A presentare lo spirito dell’iniziativa è il presidente di Acli Genova Davide Lottero, che descrive il nuovo spazio come un punto unico dove le famiglie possono trovare indicazioni pratiche su bonus, detrazioni fiscali, assegno unico, congedi parentali e misure di sostegno al reddito, ma anche un accompagnamento più umano nelle diverse fasi della vita familiare. Accanto alla dimensione dei servizi, il Punto Famiglia prevede infatti uno sportello di ascolto gestito da volontari formati e collegato a professionisti specializzati, con l’idea di non limitarsi alla risposta “tecnica” ma di offrire un riferimento stabile e comprensibile.
All’inaugurazione è intervenuto anche l’arcivescovo di Genova Marco Tasca, che ha salutato l’apertura come un segnale a favore di una cultura della famiglia e della genitorialità in un tempo segnato dal calo demografico, sottolineando l’importanza di fare rete e creare sinergie tra realtà che operano sul territorio per dare risposte pratiche a chi cerca sostegno. Nel suo intervento richiama anche parole attribuite a Papa Leone XIV sulla famiglia come “forza di unità” e “segno di pace”, collegando la sfida del futuro proprio alla capacità di accompagnare e incoraggiare i nuclei familiari, nuovi e già esistenti.
Il presidente nazionale delle Acli Emiliano Manfredonia allarga lo sguardo al contesto economico, parlando di precarietà e stipendi che non tengono il passo con il costo della vita e ricordando come la fatica si traduca, sempre più spesso, anche in rinunce alle cure. Da qui la scelta di un presidio radicato sul territorio che, nelle intenzioni, lavora insieme a istituzioni e amministrazioni per dare un aiuto “reale” alle famiglie, soprattutto in una fase che viene descritta come aggravata anche dalle tensioni internazionali e dall’aumento dei costi dell’energia.
La proposta del Punto Famiglia non si limita allo sportello: tra le iniziative previste vengono indicate attività come doposcuola, laboratori tematici e accompagnamento casa-scuola, con l’obiettivo di sostenere non solo l’aspetto economico, ma anche quello educativo e relazionale. Su questo insiste la delegata Acli per famiglia e stili di vita Lidia Borzì, che parla di un modello di prossimità capace di generare comunità, rafforzare relazioni tra famiglie e costruire percorsi di mutuo aiuto, grazie a una presa in carico integrata e al lavoro in rete con istituzioni, Chiesa e terzo settore.
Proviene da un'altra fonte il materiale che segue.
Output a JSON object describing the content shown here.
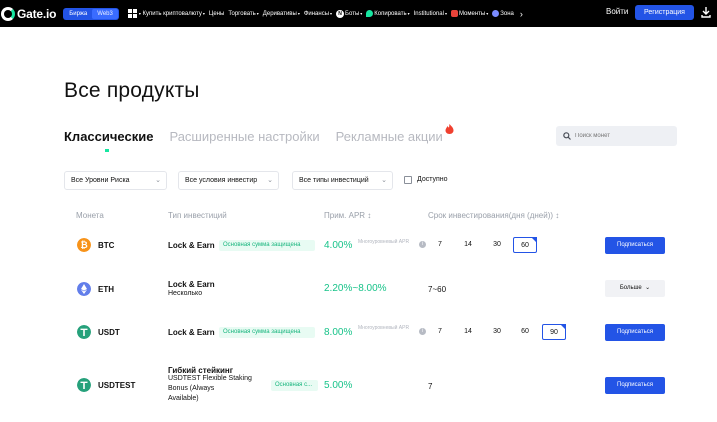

Anche la Regione e il Comune collocano il nuovo spazio dentro una logica di rete territoriale. L’assessore regionale alla sanità Massimo Nicolò sottolinea che sostenere la genitorialità significa anche creare presìdi capaci di intercettare bisogni e accompagnare le persone nel tempo, mentre l’assessora al welfare del Comune di Genova Cristina Lodi evidenzia il valore di un servizio di prossimità in un’area strategica come il centro storico, dove le famiglie sono numerose e diversificate, e collega l’apertura a una collaborazione con il Centro per le famiglie del Comune per fare in modo che nessuno si senta solo.
Il Punto Acli Famiglia del centro storico, infine, viene presentato come il primo tassello visibile di un progetto più ampio, destinato a toccare altre aree cittadine con maggiore vulnerabilità sociale, economica ed educativa: nel percorso sono citate attività già avviate e altre in programma nei circoli Acli e in collaborazione con realtà associative e parrocchiali. Per Davide Lottero, che ricorda la presenza di oltre 30 circoli attivi e più di 4.000 soci, il nuovo sportello è un passo in più per mettere al centro la famiglia e costruire risposte stabili, accessibili e davvero vicine a chi ne ha bisogno.